Nasal discharge, postnasal drip and cough are also symptoms often seen in patients with asthma. There is evidence of a link between asthma and CRS giving rise to the hypothesis of united airways. The exact molecular pathways are still unclear [12] but specially the eosinophilic nasal polyp inflammations share similarities to eosinophilic asthma with a Th-2 inflammatory response pathway. In our population we found a higher number of patients with asthma in the CRS groups (33,3%) compared to the patients with septum deviation (8.7%). We did not find any significant difference in the prevalence of asthma between the CRSwNP and CRSsNP as other investigators have reported [13, 14]. Håkansson et al. 2014 [15] found a 25% under diagnosis of asthma in the CRS group. This may explain the reason for the low number of asthma patients in our cohort as we did not test our patients for asthma but based the diagnosis on medical history and use of asthma medication. Further investigations into these connections are needed.

The VAS score from the EPOS document is a fast and easy tool for assessing severity of sinus symptoms. In or study we found a Pearson’s correlation coefficient of 0.525 (p = 0.001) between the VAS score and the SNOT-20 score for our CRS patients (Fig. 3). In a busy practice pressed for time the VAS score gives valuable information regarding patient sinus disease.

Fig. 3
figure 3

Scatterplot illustrating the correlation between VAS and SNOT-20 score

Conclusion

Chronic rhinosinusitis with nasal polyps gives an increased symptomatic load compared to chronic rhinosinusitis without nasal polyps.
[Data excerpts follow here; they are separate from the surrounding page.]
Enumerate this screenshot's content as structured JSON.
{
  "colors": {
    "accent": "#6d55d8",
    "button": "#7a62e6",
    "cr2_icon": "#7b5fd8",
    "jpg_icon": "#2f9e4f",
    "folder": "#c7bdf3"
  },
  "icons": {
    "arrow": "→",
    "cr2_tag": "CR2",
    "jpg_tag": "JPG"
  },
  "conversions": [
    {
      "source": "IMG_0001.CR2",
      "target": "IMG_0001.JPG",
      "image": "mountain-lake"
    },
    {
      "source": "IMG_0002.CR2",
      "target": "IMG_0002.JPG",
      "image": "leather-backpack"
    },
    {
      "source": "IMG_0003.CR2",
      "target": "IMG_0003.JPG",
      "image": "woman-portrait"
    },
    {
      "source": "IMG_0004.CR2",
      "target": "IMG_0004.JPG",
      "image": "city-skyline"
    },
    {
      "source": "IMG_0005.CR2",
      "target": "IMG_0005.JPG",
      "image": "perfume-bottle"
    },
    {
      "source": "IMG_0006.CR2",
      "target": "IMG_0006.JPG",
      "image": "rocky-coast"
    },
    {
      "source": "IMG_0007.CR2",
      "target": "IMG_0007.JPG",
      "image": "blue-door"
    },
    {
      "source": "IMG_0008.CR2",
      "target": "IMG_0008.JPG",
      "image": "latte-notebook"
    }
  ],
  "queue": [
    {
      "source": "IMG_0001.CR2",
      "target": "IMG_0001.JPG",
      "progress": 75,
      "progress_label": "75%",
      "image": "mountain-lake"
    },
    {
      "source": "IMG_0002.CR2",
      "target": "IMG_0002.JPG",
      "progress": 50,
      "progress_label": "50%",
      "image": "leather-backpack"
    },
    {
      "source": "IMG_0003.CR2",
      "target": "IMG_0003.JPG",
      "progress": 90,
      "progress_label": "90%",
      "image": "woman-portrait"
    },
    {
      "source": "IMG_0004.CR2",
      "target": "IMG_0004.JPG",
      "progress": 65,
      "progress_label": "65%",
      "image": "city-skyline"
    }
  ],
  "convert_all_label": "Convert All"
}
This is specially seen in relations to symptoms of the united airways as cough, need to blow nose and postnasal discharge. The finding of nasal polyps should therefore alert the physician to expect increased sinonasal discomfort and thus help in the prioritization of medical and surgical treatment. Due to the high prevalence of biofilm formation we were not able to find specific clinical features related to biofilm formation.